La vie des 83 millions d'Iraniens et Iraniennes est devenue beaucoup plus difficile depuis le 8 mai 2018, jour où les Etats-Unis se sont retirés de l'accord sur le nucléaire, et réinstauré des sanctions sur la République Islamique d'Iran.
Depuis, le prix des marchandises dans le pays a doublé, triplé voire quadruplé. C'est le cas par exemple de denrées comme les pistaches et les amandes, aliments de base en Iran. "Du coup, le prix de toutes les confiseries a augmenté", explique un vendeur du bazar central de Téhéran, dont les clients repartent avec des sachets plus légers.
Certains ne font que regarder les marchandises. Comme cette jeune institutrice dont le salaire de fonctionnaire ne suffit plus à faire vivre sa famille. Même la classe moyenne a vu son pouvoir s'effondrer. Mais pas question de se plaindre. "Nous sommes un peuple qui sait résister aux difficultés", argue-t-elle.
Sous l'apparente normalité de la vie quotidienne, un vent d'inquiétude est perceptible chez les passants, qui évitent de répondre aux questions ou de passer devant la caméra. Ceux qui acceptent de témoigner affirment ne pas avoir peur, et prétendent que la situation va s'améliorer.
Mais, sous couvert de l'anonymat, ils osent afficher une certaine défiance vis-à-vis des autorités. Pour beaucoup, les dirigeants, aussi bien iraniens qu'américains, mènent un jeu politique au détriment de la population.
Une économie vacillante
Depuis le retour des sanctions américaines, le taux de chômage a fortement augmenté, passant de 11,8% en 2017 à 15,4% en 2019, selon les chiffres du Fond Monétaire International (FMI).
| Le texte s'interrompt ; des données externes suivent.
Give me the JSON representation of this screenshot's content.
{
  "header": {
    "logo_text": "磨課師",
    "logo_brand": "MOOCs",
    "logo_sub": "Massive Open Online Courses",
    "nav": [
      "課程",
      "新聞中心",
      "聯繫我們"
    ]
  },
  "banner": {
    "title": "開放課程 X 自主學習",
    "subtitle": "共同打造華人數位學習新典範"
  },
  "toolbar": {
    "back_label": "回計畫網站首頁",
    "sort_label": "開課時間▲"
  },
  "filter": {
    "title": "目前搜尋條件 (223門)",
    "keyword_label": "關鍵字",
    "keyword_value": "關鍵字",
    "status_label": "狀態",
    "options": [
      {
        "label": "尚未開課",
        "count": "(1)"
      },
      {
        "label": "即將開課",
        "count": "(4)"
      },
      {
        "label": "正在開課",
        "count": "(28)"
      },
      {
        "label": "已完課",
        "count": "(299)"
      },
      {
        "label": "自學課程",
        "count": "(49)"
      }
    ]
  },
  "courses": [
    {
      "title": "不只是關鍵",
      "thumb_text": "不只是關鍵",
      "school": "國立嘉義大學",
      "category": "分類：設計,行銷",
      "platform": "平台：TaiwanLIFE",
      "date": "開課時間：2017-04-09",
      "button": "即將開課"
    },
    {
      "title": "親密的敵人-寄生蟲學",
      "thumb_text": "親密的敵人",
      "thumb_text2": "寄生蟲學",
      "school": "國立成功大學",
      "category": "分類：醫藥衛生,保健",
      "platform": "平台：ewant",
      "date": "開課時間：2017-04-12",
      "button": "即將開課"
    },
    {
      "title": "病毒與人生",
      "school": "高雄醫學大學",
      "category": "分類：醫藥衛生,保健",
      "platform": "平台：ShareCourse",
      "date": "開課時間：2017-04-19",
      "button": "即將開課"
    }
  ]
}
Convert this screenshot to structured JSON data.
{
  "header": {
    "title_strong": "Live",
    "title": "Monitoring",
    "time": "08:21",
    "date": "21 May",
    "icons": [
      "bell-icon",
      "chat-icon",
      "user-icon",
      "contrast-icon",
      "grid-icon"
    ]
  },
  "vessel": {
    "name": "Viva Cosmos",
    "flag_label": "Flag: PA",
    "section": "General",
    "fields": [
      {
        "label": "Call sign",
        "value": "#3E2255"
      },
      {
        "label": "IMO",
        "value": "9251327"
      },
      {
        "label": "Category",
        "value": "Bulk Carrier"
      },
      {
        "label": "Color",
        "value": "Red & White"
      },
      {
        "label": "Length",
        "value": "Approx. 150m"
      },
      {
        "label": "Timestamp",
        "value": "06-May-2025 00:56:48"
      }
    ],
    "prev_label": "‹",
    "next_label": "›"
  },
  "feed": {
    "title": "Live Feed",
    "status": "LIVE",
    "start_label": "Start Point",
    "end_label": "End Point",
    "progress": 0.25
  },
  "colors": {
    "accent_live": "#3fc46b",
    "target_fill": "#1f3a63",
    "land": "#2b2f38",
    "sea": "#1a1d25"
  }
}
L'inflation, qui entraîne la hausse des prix et une dépréciation de la monnaie, a atteint des niveaux spectaculaires, avec un pic à +40% en novembre passé, allant jusqu'à +60% sur l'alimentation. Le prix des voitures a quadruplé, celui du tabac affiche +150%. Le FMI a également noté une récession dans le pays de -6% en 2019.
Et pour cause, les sanctions ont totalement coupé les transactions bancaires avec l'étranger, provoquant une paralysie du commerce. Il s'avère très difficile de changer son argent en monnaie locale, les bureaux de change n'acceptant parfois pas les Euros.
Des situations incongrues découlent de ce blocus, comme ce photographe qui ne peut pas publier son livre car le papier est devenu trop cher. Ou ce journal qui a dû licencier 30 journalistes pour les mêmes raisons. Ou encore cet architecte qui a perdu son emploi faute d'outils de mesure.
Le contre-effet des sanctions
Pour continuer à se procurer certaines denrées, un marché noir s'est développé au sein de la population, mais aussi au niveau des entreprises encore sur place qui cherchent des moyens de contourner les sanctions.
"Les sanctions ne sont pas nouvelles en Iran. Contrairement à d'autres exportateurs pétroliers, ce pays a une vraie industrie", tempère Thierry Coville, chercheur à l'IRIS, l'Institut de Relations Internationales et Stratégiques dans l'émission Forum.
"Les sanctions conduisent à un contre-effet qui est celui de pousser certains secteurs à se développer. Empêchée de vendre son pétrole en Occident, l'Iran s'est tournée vers ses pays voisins comme l'Irak et l'Afghanistan, mais aussi vers des pays asiatiques comme la Chine. Les sanctions ont donc un effet catastrophique sur un plan macro-économique, mais c'est un pays qui arrive à s'adapter et à survivre."